Um impressionante volume de 15,6 trilhões de dólares em transferências de stablecoins circulou pela economia digital no terceiro trimestre de 2025, marcando o período mais ativo já registrado para esses ativos atrelados ao dólar. No entanto, uma análise mais aprofundada desse número colossal revela uma realidade complexa e bifurcada.
Uma nova pesquisa da corretora de criptomoedas CEX.io sugere que a grande maioria desse volume, aproximadamente 71%, não é impulsionada por mãos humanas, mas pelas operações incansáveis de bots de negociação automatizados. Essa descoberta representa um desafio crítico para observadores e reguladores, forçando uma distinção entre a infraestrutura de negociação de alta frequência do mercado e sua adoção genuína no mundo real.

Os dados, que se baseiam em fontes como Visa, Allium e Artemis, pintam um quadro de um mercado dominado por estratégias automatizadas. Esse número de 71% abrange um amplo espectro de atividades de bots, desde negociações legítimas de alta frequência que fornecem liquidez até práticas mais ambíguas ou manipuladoras, como o wash trading, em que entidades negociam consigo mesmas para criar uma ilusão de atividade.
De acordo com Illya Otychenko, analista de pesquisa de mercado da CEX.io, bots de alta frequência não rotulados, que executam mais de mil transações por mês e movimentam mais de 10 milhões de dólares em volume mensal, são os principais contribuintes para essa rotatividade automatizada.
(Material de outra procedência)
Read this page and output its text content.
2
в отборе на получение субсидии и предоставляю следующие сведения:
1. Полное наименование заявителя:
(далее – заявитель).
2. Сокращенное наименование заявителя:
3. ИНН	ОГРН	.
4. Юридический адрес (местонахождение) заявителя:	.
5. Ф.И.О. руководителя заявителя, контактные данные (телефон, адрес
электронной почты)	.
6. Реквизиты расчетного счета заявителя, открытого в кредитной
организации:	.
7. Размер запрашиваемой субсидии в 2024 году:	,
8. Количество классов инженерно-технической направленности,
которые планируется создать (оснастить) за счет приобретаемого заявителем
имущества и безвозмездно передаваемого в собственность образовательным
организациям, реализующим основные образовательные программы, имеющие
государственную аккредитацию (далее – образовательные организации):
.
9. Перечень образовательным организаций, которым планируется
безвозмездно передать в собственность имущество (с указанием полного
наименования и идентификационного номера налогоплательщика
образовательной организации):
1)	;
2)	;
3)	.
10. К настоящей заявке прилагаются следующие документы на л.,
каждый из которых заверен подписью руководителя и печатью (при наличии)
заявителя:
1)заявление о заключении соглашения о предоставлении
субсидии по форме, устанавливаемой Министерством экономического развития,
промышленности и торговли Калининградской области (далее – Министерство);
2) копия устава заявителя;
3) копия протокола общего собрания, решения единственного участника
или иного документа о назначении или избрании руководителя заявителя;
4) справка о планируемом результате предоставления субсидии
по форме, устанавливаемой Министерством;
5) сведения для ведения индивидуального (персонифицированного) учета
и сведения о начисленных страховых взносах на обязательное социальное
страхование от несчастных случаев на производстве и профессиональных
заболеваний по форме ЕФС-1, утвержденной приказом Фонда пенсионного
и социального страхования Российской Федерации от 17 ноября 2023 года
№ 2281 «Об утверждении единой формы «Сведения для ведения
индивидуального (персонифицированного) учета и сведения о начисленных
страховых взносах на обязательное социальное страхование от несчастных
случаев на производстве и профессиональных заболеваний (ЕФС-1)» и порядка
Bots especializados, como aqueles projetados para “Valor Máximo Extraível” ou que interagem com protocolos financeiros descentralizados, respondem por menos da metade do volume total, indicando que grande parte da atividade está concentrada em arbitragem programática de alta velocidade e formação de mercado, em vez de estratégias complexas on-chain. Otychenko alertou:
“Isso destaca uma nuance crítica: embora os bots sejam essenciais para a liquidez do mercado, uma parcela substancial de sua atividade pode não representar um uso econômico significativo, potencialmente inflando as métricas de adoção.”
Essa distinção não é meramente acadêmica; ela tem implicações profundas na forma como os formuladores de políticas percebem o ecossistema de stablecoins. Um regulador, analisando o número principal de 15,6 trilhões de dólares isoladamente, pode concluir que as stablecoins representam um risco sistêmico muito maior do que realmente é. A realidade é que a maior parte desse valor é efêmera, bloqueada em transações rápidas, frequentemente circulares e automatizadas, que fornecem liquidez, mas não representam necessariamente uma ampla integração na economia de consumo ou comercial. Desvincular o mercado de alta velocidade, impulsionado por máquinas, da camada transacional mais lenta e centrada no ser humano é, portanto, essencial para a criação de uma regulamentação eficaz e proporcional.
No entanto, sob a superfície desse oceano dominado por robôs, uma poderosa contracorrente está se formando. A pesquisa também revelou um aumento acentuado e significativo nas transferências orgânicas de stablecoins de varejo, definidas como aquelas abaixo de 250 dólares. Esse segmento do mercado atingiu um novo recorde histórico em setembro, tornando 2025 o ano mais ativo já registrado para o uso diário de stablecoins. As projeções indicam que essa atividade de varejo está a caminho de ultrapassar 60 bilhões de dólares até o final do ano. Essa atividade crescente representa a outra face da economia das stablecoins, que se preocupa menos com negociações de alta frequência e mais com utilidade prática em escala humana.
Embora a negociação continue sendo a principal porta de entrada para usuários de varejo, com dados internos de exchanges sugerindo que quase 88% dessas transações menores estão vinculadas a atividades de exchange, uma mudança notável está em andamento. O uso de stablecoins para fins não comerciais, como remessas, pagamentos peer-to-peer e saque de lucros, cresceu mais de 15% em 2025.
Isso aponta para a realização lenta, mas constante, da promessa original das stablecoins: servir como um meio de troca sem atrito e globalmente acessível. O crescimento nas categorias de negociação e não negociação no varejo ressalta seu papel crescente na facilitação da vida financeira cotidiana.
A saúde fundamental do mercado é ainda apoiada por dados sobre entradas líquidas, que medem a diferença entre as stablecoins criadas e resgatadas. No terceiro trimestre, o mercado de stablecoins registrou mais de quarenta e seis bilhões de dólares em entradas líquidas positivas, sinalizando uma forte injeção de novo capital no ecossistema.